According to three senior party leaders who did not want to be named, to tide over the BJD crisis, the committee prepared a six-point charter of reforms. Among the recommendations is that the party should constitute a parliamentary board headed by the party president. The parliamentary board, it suggested, should make all the key decisions.
“The BJD never had a parliamentary board. We had a political advisory committee but disbanded it in 2003-04. Since then, Patnaik alone has made all the decisions. As organisational elections are underway, we recommended setting up a parliamentary board,” said a senior leader, who was part of the committee, on the condition of anonymity.
Another recommendation of the panel is a disciplinary committee. “BJD does not have a disciplinary committee to date,” the leader quoted above said.
According to him, the third recommendation is that the BJD should spell out clearly to its cadre what the party stands for. “These were among the main recommendations”.

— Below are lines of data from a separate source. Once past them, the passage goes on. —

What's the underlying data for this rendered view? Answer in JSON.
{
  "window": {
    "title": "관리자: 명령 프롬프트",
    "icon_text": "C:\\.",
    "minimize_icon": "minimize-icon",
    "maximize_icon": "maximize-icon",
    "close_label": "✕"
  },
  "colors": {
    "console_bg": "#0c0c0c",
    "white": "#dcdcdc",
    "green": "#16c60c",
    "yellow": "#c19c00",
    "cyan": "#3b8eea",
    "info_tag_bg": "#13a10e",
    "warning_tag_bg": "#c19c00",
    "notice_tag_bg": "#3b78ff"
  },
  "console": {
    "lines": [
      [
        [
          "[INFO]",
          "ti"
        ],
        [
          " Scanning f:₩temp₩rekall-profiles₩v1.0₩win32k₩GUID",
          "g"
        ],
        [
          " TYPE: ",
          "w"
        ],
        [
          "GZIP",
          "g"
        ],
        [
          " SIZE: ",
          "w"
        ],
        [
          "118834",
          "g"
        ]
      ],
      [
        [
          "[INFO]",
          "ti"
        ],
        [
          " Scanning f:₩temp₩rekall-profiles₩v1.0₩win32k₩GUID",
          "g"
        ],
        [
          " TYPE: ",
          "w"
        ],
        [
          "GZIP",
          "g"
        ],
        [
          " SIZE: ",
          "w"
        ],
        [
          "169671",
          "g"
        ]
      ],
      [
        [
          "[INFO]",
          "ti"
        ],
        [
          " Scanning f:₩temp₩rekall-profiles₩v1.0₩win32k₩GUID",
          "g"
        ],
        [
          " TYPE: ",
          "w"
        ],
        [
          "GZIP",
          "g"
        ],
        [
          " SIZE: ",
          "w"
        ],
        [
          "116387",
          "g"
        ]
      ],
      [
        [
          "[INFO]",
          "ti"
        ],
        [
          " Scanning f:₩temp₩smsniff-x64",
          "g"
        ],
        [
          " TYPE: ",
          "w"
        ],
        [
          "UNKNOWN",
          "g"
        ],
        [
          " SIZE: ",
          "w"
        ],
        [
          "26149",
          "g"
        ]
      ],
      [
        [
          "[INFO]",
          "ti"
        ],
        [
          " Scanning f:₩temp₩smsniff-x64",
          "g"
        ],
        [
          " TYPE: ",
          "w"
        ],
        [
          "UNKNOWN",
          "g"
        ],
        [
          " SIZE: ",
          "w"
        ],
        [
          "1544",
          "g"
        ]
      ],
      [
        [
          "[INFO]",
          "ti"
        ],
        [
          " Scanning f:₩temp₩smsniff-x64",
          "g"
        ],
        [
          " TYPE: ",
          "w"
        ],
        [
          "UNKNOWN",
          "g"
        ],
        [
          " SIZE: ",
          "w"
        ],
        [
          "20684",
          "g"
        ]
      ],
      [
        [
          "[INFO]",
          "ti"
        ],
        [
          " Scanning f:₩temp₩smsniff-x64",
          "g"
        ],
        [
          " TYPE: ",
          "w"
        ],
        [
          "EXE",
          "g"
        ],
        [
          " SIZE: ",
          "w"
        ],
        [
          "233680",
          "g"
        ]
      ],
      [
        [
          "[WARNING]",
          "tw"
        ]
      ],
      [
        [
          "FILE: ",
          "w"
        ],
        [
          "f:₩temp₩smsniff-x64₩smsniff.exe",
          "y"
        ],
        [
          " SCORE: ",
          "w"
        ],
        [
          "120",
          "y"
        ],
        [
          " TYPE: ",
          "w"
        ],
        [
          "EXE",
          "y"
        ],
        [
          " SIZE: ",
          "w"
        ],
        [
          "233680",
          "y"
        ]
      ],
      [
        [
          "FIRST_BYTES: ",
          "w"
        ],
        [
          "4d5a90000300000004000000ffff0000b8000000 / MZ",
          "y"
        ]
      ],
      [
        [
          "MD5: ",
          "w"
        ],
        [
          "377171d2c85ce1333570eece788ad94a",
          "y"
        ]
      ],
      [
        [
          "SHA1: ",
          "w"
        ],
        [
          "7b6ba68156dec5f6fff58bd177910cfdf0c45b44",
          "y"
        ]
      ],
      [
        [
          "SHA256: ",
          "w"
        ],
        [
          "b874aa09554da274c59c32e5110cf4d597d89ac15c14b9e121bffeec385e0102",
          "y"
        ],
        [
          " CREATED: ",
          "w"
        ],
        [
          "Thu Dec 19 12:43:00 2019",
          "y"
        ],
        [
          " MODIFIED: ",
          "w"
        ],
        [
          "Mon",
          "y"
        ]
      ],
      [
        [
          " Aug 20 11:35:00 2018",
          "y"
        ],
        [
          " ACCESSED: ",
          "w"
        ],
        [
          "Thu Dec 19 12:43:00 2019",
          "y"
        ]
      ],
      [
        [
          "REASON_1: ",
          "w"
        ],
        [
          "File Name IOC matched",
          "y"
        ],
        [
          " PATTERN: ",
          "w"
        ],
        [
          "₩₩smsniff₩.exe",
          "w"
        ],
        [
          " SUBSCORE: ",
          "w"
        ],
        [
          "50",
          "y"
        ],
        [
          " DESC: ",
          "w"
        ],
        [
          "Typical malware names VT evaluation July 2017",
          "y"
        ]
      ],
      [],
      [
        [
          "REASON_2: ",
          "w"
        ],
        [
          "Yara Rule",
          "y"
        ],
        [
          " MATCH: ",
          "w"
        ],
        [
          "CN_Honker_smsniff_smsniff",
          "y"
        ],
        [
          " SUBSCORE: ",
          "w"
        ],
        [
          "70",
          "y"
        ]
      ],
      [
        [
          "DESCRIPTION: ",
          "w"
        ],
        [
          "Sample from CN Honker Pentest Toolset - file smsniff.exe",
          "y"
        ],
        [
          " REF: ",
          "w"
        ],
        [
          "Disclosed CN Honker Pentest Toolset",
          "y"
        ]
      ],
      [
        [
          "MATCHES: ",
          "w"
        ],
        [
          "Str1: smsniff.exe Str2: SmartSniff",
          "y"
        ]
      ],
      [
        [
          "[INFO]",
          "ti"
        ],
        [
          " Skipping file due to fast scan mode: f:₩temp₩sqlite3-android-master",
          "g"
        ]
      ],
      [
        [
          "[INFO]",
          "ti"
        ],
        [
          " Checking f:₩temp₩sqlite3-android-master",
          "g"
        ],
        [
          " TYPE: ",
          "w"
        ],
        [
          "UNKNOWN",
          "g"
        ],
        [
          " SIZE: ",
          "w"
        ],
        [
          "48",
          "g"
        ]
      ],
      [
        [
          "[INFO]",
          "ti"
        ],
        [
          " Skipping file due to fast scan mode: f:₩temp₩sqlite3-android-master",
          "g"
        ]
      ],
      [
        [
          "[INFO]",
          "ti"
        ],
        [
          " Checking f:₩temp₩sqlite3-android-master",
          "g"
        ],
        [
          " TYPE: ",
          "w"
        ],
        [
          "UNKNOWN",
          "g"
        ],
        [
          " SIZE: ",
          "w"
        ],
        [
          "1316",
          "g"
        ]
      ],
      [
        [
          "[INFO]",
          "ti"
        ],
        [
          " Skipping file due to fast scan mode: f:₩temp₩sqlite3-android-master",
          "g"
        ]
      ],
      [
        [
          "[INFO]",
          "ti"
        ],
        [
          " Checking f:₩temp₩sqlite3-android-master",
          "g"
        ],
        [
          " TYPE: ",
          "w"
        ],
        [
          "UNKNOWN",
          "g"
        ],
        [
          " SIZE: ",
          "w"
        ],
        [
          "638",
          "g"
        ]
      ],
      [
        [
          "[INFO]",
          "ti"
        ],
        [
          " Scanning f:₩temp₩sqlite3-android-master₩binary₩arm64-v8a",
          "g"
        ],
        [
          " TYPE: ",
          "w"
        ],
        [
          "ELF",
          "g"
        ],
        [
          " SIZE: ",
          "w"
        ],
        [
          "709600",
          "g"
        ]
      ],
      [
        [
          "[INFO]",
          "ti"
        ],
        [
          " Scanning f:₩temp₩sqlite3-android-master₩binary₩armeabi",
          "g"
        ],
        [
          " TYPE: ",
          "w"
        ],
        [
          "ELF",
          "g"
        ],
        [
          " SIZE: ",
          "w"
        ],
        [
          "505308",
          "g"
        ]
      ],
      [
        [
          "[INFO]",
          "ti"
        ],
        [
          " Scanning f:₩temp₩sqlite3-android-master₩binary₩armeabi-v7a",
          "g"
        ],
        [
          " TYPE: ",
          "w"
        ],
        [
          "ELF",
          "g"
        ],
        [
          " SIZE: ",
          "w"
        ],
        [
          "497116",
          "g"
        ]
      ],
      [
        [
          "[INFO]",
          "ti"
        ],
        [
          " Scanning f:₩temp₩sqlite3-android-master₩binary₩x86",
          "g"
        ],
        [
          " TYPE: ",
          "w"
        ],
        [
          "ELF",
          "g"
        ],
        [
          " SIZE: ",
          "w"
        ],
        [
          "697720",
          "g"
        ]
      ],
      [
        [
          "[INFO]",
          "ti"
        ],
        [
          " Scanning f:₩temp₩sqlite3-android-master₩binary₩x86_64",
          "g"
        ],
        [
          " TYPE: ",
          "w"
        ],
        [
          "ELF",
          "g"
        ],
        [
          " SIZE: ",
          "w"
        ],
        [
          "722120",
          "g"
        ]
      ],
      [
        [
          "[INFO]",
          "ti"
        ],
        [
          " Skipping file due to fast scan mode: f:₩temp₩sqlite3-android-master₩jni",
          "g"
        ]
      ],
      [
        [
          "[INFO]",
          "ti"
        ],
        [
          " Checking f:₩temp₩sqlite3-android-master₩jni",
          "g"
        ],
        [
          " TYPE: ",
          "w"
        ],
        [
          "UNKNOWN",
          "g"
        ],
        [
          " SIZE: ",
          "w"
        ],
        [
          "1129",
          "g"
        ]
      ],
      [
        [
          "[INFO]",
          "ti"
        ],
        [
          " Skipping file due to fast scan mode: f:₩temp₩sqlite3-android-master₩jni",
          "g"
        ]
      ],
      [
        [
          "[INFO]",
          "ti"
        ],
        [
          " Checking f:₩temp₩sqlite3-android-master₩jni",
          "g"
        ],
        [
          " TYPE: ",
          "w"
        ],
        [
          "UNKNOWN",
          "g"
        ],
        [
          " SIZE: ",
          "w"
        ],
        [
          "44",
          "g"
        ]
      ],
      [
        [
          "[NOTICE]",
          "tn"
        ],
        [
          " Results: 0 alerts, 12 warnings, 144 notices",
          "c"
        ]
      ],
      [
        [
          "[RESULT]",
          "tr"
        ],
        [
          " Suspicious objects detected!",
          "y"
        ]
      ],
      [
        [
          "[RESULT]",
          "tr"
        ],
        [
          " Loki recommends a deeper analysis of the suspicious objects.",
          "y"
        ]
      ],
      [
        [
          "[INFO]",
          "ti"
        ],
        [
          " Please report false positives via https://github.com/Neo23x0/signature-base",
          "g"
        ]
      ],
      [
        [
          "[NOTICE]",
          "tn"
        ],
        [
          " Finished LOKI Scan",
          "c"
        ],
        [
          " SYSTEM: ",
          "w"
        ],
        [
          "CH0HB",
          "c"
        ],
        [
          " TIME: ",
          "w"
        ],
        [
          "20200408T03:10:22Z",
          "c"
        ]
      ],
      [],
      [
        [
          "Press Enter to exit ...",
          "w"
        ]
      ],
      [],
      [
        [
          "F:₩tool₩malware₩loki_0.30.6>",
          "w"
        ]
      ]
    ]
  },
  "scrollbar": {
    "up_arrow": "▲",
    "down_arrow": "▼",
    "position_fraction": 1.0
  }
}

The 17-member advisory committee gave the charter to Naveen Patnaik nearly four months ago but had not heard from him since, the three leaders told ThePrint.
At the meeting that senior leaders had at Patnaik’s residence on 4 April, after the waqf controversy broke out, some of the senior leaders enquired about the fate of the charter.
“We told him that the charter needed implementation. The party’s larger interest is at stake. We are waiting for a response,” a second BJD leader said.
Resentment against Pandian
As BJD looks to complete a year in the Opposition position in June, the role of Naveen Patnaik’s aide V.K. Pandian continues to rile leaders up. Post-defeat, Pandian announced his resignation, but senior leaders claimed he continued to interfere in party affairs.
Many party leaders, who have openly criticised the BJD’s U-turn on the waqf bill, have hinted at Pandian’s behind-the-scenes role.
BJD Rajya Sabha MP Debashish Samantaray, who abstained from voting on the bill, has questioned Pandian’s role in party decision-making.
Exacerbating the BJD crisis, the party’s Rajya Sabha MP Muzibulla Khan, who voted against the bill, protested the party’s U-turn with his supporters outside Patnaik’s residence as he also questioned Pandian’s role. At the protest, Khan demanded Patnaik clarify his stand on the bill while his supporters waved placards, reading “Go back, Pandian”.
A section of leaders and party workers have also expressed their displeasure over Patnaik’s recent statements to the media, defending Pandian. “There is a growing anger against him [Pandian],” a party MLA told ThePrint on the condition of anonymity.
“The party president will have to take a decision in this matter soon, in the larger interest of the party. BJD’s survival is at stake here,” the MLA said.